What I have until now: I know that $\mathbb{E}[X_s]$ is increasing hence the supremum of the expected values is bounded by $\mathbb{E}[X_t]=\mathbb{E}[X_t^+]-\mathbb{E}[X_t^-]$. I also know that therefore $\mathbb{E}[X_t]=\mathbb{E}[X_t^+]-\mathbb{E}[X_t^-]\geq \mathbb{E}[X_s^+]-\mathbb{E}[X_s^-]\geq0$, where the last inequality uses that the martingale may start wlog at $X_0=0$.

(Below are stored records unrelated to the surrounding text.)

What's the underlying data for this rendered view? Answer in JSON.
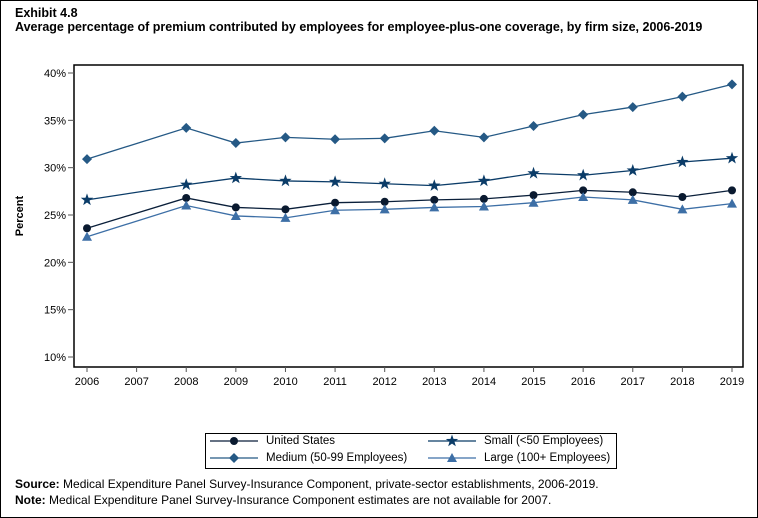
{
  "exhibit": "Exhibit 4.8",
  "chart_data": {
    "type": "line",
    "title": "Average percentage of premium contributed by employees for employee-plus-one coverage, by firm size, 2006-2019",
    "ylabel": "Percent",
    "xlabel": "",
    "ylim": [
      10,
      40
    ],
    "yticks": [
      "10%",
      "15%",
      "20%",
      "25%",
      "30%",
      "35%",
      "40%"
    ],
    "x": [
      2006,
      2007,
      2008,
      2009,
      2010,
      2011,
      2012,
      2013,
      2014,
      2015,
      2016,
      2017,
      2018,
      2019
    ],
    "legend_placement": "bottom",
    "series": [
      {
        "name": "United States",
        "color": "#0a1f3a",
        "marker": "circle",
        "values": [
          23.6,
          null,
          26.8,
          25.8,
          25.6,
          26.3,
          26.4,
          26.6,
          26.7,
          27.1,
          27.6,
          27.4,
          26.9,
          27.6
        ]
      },
      {
        "name": "Small (<50 Employees)",
        "color": "#0b3c68",
        "marker": "star",
        "values": [
          26.6,
          null,
          28.2,
          28.9,
          28.6,
          28.5,
          28.3,
          28.1,
          28.6,
          29.4,
          29.2,
          29.7,
          30.6,
          31.0
        ]
      },
      {
        "name": "Medium (50-99 Employees)",
        "color": "#255985",
        "marker": "diamond",
        "values": [
          30.9,
          null,
          34.2,
          32.6,
          33.2,
          33.0,
          33.1,
          33.9,
          33.2,
          34.4,
          35.6,
          36.4,
          37.5,
          38.8
        ]
      },
      {
        "name": "Large (100+ Employees)",
        "color": "#3d6fa6",
        "marker": "triangle",
        "values": [
          22.7,
          null,
          26.0,
          24.9,
          24.7,
          25.5,
          25.6,
          25.8,
          25.9,
          26.3,
          26.9,
          26.6,
          25.6,
          26.2
        ]
      }
    ]
  },
  "notes": {
    "source_label": "Source:",
    "source": " Medical Expenditure Panel Survey-Insurance Component, private-sector establishments, 2006-2019.",
    "note_label": "Note:",
    "note": " Medical Expenditure Panel Survey-Insurance Component estimates are not available for 2007."
  }
}
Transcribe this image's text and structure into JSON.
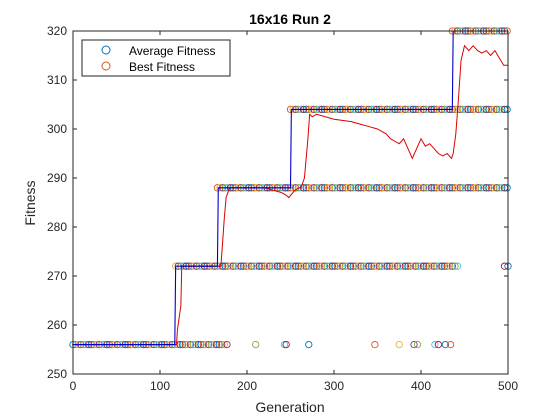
{
  "chart_data": {
    "type": "line",
    "title": "16x16 Run 2",
    "xlabel": "Generation",
    "ylabel": "Fitness",
    "xlim": [
      0,
      500
    ],
    "ylim": [
      250,
      320
    ],
    "xticks": [
      0,
      100,
      200,
      300,
      400,
      500
    ],
    "yticks": [
      250,
      260,
      270,
      280,
      290,
      300,
      310,
      320
    ],
    "grid": false,
    "legend_location": "top-left",
    "legend": [
      {
        "label": "Average Fitness",
        "color": "#0072BD",
        "marker": "circle"
      },
      {
        "label": "Best Fitness",
        "color": "#D95319",
        "marker": "circle"
      }
    ],
    "best_fitness_line": {
      "color": "#0000CC",
      "x": [
        0,
        117,
        118,
        166,
        167,
        250,
        251,
        436,
        437,
        500
      ],
      "y": [
        256,
        256,
        272,
        272,
        288,
        288,
        304,
        304,
        320,
        320
      ]
    },
    "average_fitness_line": {
      "color": "#DD0000",
      "x": [
        0,
        119,
        120,
        124,
        125,
        170,
        172,
        174,
        176,
        180,
        200,
        220,
        240,
        245,
        248,
        255,
        260,
        262,
        266,
        270,
        272,
        275,
        280,
        300,
        320,
        330,
        340,
        350,
        355,
        360,
        365,
        370,
        375,
        380,
        385,
        390,
        395,
        400,
        405,
        410,
        415,
        420,
        425,
        430,
        435,
        437,
        440,
        443,
        446,
        450,
        455,
        460,
        465,
        470,
        475,
        480,
        485,
        490,
        495,
        500
      ],
      "y": [
        256,
        256,
        259,
        264,
        272,
        272,
        277,
        282,
        286,
        288,
        288,
        288,
        287,
        286.5,
        286,
        287.5,
        288,
        288,
        290,
        298,
        303,
        302.5,
        303,
        302,
        301.5,
        301,
        300.5,
        300,
        299.5,
        299,
        298,
        297.5,
        297,
        298,
        296,
        294,
        296,
        298,
        296.5,
        297,
        296,
        295,
        294.5,
        295,
        294,
        295,
        299,
        306,
        314,
        317,
        316,
        317,
        316,
        315.5,
        316,
        315,
        316,
        314.5,
        313,
        313
      ]
    },
    "population_markers": [
      {
        "level": 256,
        "dense_to": 178,
        "sparse_x": [
          210,
          243,
          245,
          271,
          347,
          375,
          392,
          396,
          416,
          420,
          428,
          434
        ]
      },
      {
        "level": 272,
        "dense_from": 118,
        "dense_to": 444,
        "sparse_x": [
          496,
          500
        ]
      },
      {
        "level": 288,
        "dense_from": 166,
        "dense_to": 500,
        "sparse_x": []
      },
      {
        "level": 304,
        "dense_from": 250,
        "dense_to": 500,
        "sparse_x": []
      },
      {
        "level": 320,
        "dense_from": 436,
        "dense_to": 500,
        "sparse_x": []
      }
    ],
    "marker_colors": [
      "#0072BD",
      "#D95319",
      "#EDB120",
      "#7E2F8E",
      "#77AC30",
      "#4DBEEE",
      "#A2142F"
    ]
  }
}
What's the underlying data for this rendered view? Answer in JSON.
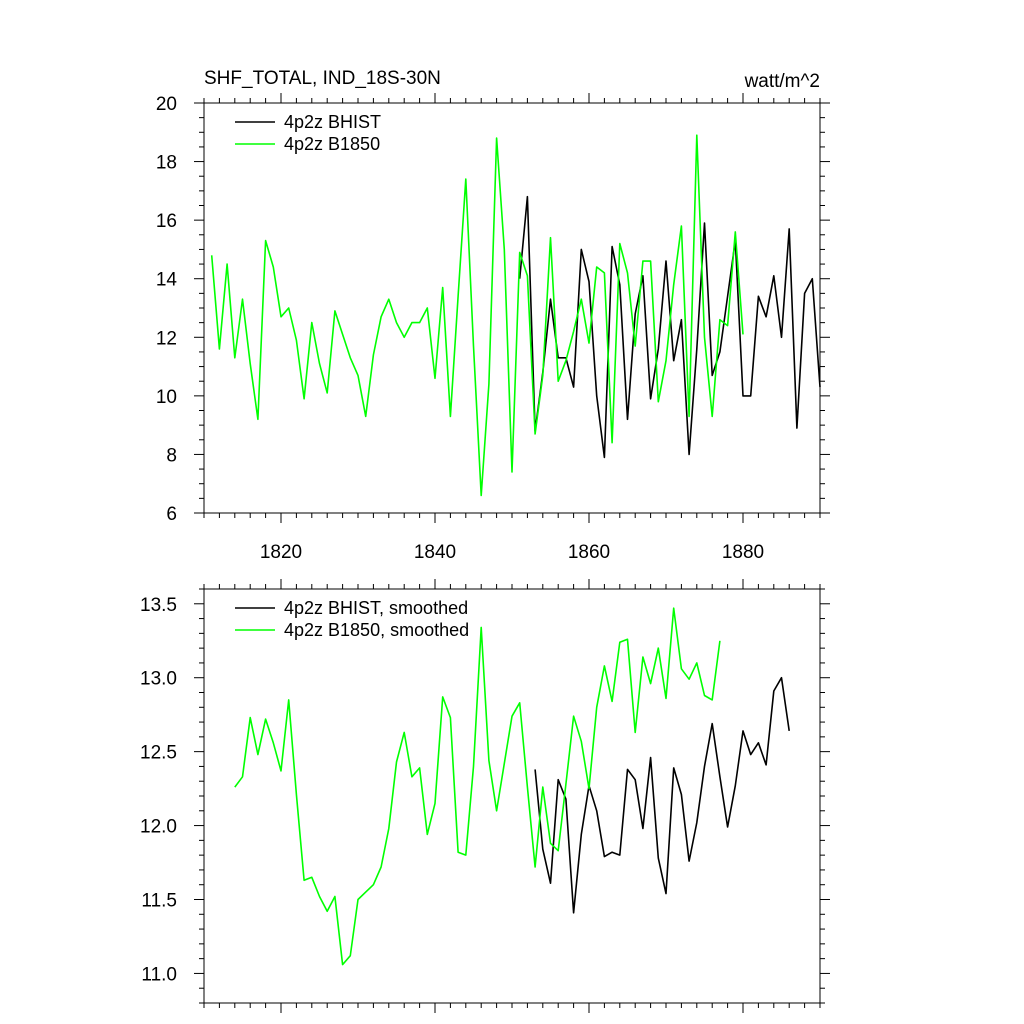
{
  "chart_data": [
    {
      "type": "line",
      "title": "SHF_TOTAL, IND_18S-30N",
      "units": "watt/m^2",
      "xlim": [
        1810,
        1890
      ],
      "ylim": [
        6,
        20
      ],
      "xticks": [
        1820,
        1840,
        1860,
        1880
      ],
      "yticks": [
        6,
        8,
        10,
        12,
        14,
        16,
        18,
        20
      ],
      "legend_position": "top-left",
      "series": [
        {
          "name": "4p2z BHIST",
          "color": "#000000",
          "x": [
            1851,
            1852,
            1853,
            1854,
            1855,
            1856,
            1857,
            1858,
            1859,
            1860,
            1861,
            1862,
            1863,
            1864,
            1865,
            1866,
            1867,
            1868,
            1869,
            1870,
            1871,
            1872,
            1873,
            1874,
            1875,
            1876,
            1877,
            1878,
            1879,
            1880,
            1881,
            1882,
            1883,
            1884,
            1885,
            1886,
            1887,
            1888,
            1889,
            1890
          ],
          "values": [
            14.0,
            16.8,
            8.8,
            10.8,
            13.3,
            11.3,
            11.3,
            10.3,
            15.0,
            13.9,
            10.0,
            7.9,
            15.1,
            13.8,
            9.2,
            12.8,
            14.1,
            9.9,
            11.6,
            14.6,
            11.2,
            12.6,
            8.0,
            11.6,
            15.9,
            10.7,
            11.5,
            13.4,
            15.3,
            10.0,
            10.0,
            13.4,
            12.7,
            14.1,
            12.0,
            15.7,
            8.9,
            13.5,
            14.0,
            10.3
          ]
        },
        {
          "name": "4p2z B1850",
          "color": "#00ff00",
          "x": [
            1811,
            1812,
            1813,
            1814,
            1815,
            1816,
            1817,
            1818,
            1819,
            1820,
            1821,
            1822,
            1823,
            1824,
            1825,
            1826,
            1827,
            1828,
            1829,
            1830,
            1831,
            1832,
            1833,
            1834,
            1835,
            1836,
            1837,
            1838,
            1839,
            1840,
            1841,
            1842,
            1843,
            1844,
            1845,
            1846,
            1847,
            1848,
            1849,
            1850,
            1851,
            1852,
            1853,
            1854,
            1855,
            1856,
            1857,
            1858,
            1859,
            1860,
            1861,
            1862,
            1863,
            1864,
            1865,
            1866,
            1867,
            1868,
            1869,
            1870,
            1871,
            1872,
            1873,
            1874,
            1875,
            1876,
            1877,
            1878,
            1879,
            1880
          ],
          "values": [
            14.8,
            11.6,
            14.5,
            11.3,
            13.3,
            11.1,
            9.2,
            15.3,
            14.4,
            12.7,
            13.0,
            11.9,
            9.9,
            12.5,
            11.1,
            10.1,
            12.9,
            12.1,
            11.3,
            10.7,
            9.3,
            11.4,
            12.7,
            13.3,
            12.5,
            12.0,
            12.5,
            12.5,
            13.0,
            10.6,
            13.7,
            9.3,
            13.4,
            17.4,
            11.7,
            6.6,
            10.4,
            18.8,
            15.0,
            7.4,
            14.9,
            14.1,
            8.7,
            10.7,
            15.4,
            10.5,
            11.2,
            12.2,
            13.3,
            11.8,
            14.4,
            14.2,
            8.4,
            15.2,
            14.2,
            11.7,
            14.6,
            14.6,
            9.8,
            11.2,
            13.8,
            15.8,
            9.3,
            18.9,
            12.0,
            9.3,
            12.6,
            12.4,
            15.6,
            12.1
          ]
        }
      ]
    },
    {
      "type": "line",
      "title": "",
      "xlim": [
        1810,
        1890
      ],
      "ylim": [
        10.8,
        13.6
      ],
      "xticks": [
        1820,
        1840,
        1860,
        1880
      ],
      "yticks": [
        11.0,
        11.5,
        12.0,
        12.5,
        13.0,
        13.5
      ],
      "ytick_labels": [
        "11.0",
        "11.5",
        "12.0",
        "12.5",
        "13.0",
        "13.5"
      ],
      "legend_position": "top-left",
      "series": [
        {
          "name": "4p2z BHIST, smoothed",
          "color": "#000000",
          "x": [
            1853,
            1854,
            1855,
            1856,
            1857,
            1858,
            1859,
            1860,
            1861,
            1862,
            1863,
            1864,
            1865,
            1866,
            1867,
            1868,
            1869,
            1870,
            1871,
            1872,
            1873,
            1874,
            1875,
            1876,
            1877,
            1878,
            1879,
            1880,
            1881,
            1882,
            1883,
            1884,
            1885,
            1886,
            1887
          ],
          "values": [
            12.38,
            11.84,
            11.61,
            12.31,
            12.18,
            11.41,
            11.94,
            12.27,
            12.1,
            11.79,
            11.82,
            11.8,
            12.38,
            12.31,
            11.98,
            12.46,
            11.78,
            11.54,
            12.39,
            12.21,
            11.76,
            12.02,
            12.4,
            12.69,
            12.33,
            11.99,
            12.27,
            12.64,
            12.48,
            12.56,
            12.41,
            12.91,
            13.0,
            12.64,
            null
          ]
        },
        {
          "name": "4p2z B1850, smoothed",
          "color": "#00ff00",
          "x": [
            1814,
            1815,
            1816,
            1817,
            1818,
            1819,
            1820,
            1821,
            1822,
            1823,
            1824,
            1825,
            1826,
            1827,
            1828,
            1829,
            1830,
            1831,
            1832,
            1833,
            1834,
            1835,
            1836,
            1837,
            1838,
            1839,
            1840,
            1841,
            1842,
            1843,
            1844,
            1845,
            1846,
            1847,
            1848,
            1849,
            1850,
            1851,
            1852,
            1853,
            1854,
            1855,
            1856,
            1857,
            1858,
            1859,
            1860,
            1861,
            1862,
            1863,
            1864,
            1865,
            1866,
            1867,
            1868,
            1869,
            1870,
            1871,
            1872,
            1873,
            1874,
            1875,
            1876,
            1877
          ],
          "values": [
            12.26,
            12.33,
            12.73,
            12.48,
            12.72,
            12.56,
            12.37,
            12.85,
            12.21,
            11.63,
            11.65,
            11.52,
            11.42,
            11.52,
            11.06,
            11.12,
            11.5,
            11.55,
            11.6,
            11.72,
            11.98,
            12.43,
            12.63,
            12.33,
            12.39,
            11.94,
            12.15,
            12.87,
            12.73,
            11.82,
            11.8,
            12.4,
            13.34,
            12.44,
            12.1,
            12.42,
            12.74,
            12.83,
            12.26,
            11.72,
            12.26,
            11.88,
            11.83,
            12.28,
            12.74,
            12.57,
            12.25,
            12.8,
            13.08,
            12.84,
            13.24,
            13.26,
            12.63,
            13.14,
            12.96,
            13.2,
            12.86,
            13.47,
            13.06,
            12.99,
            13.1,
            12.88,
            12.85,
            13.25
          ]
        }
      ]
    }
  ]
}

But how can i prevent $X_s^+$ and $X_s^-$ from both diverging to infinity s.t. their difference remains "nice"? Any attemt to estimate $\mathbb{E}[|X_s|]=\mathbb{E}[X_s^+]+\mathbb{E}[X_s^-]$ without terms depending on $s$ failed so far...
Thanks!
From
$$|X_s| = 2X_s^+ - X_s, \qquad s \leq t$$
we conclude
$$\mathbb{E}(|X_s|) \leq 2 \sup_{s \leq t}\mathbb{E}(X_{s}^+) - \underbrace{\mathbb{E}(X_s)}_{\geq \mathbb{E}X_0}$$
Note that $(X_t^+)_{t \geq 0}$ is a sub-martingale (since $(X_t)_{t \geq 0}$ is a sub-martingale) and therefore
$$\sup_{s \leq t} \mathbb{E}(X_{s}^+) \leq \mathbb{E}(X_t^+)< \infty$$
Hence
$$\sup_{s \leq t} \mathbb{E}(|X_s|) \leq \mathbb{E}(X_t^+) - \mathbb{E}X_0<\infty$$
Roughly speaking: Since the expectations are increasing, the expectations of the negative part cannot diverge. On the other hand, the boundedness of the expectations (on compact $t$-intervalls) implies the boundedness of the expectations of the positive parts.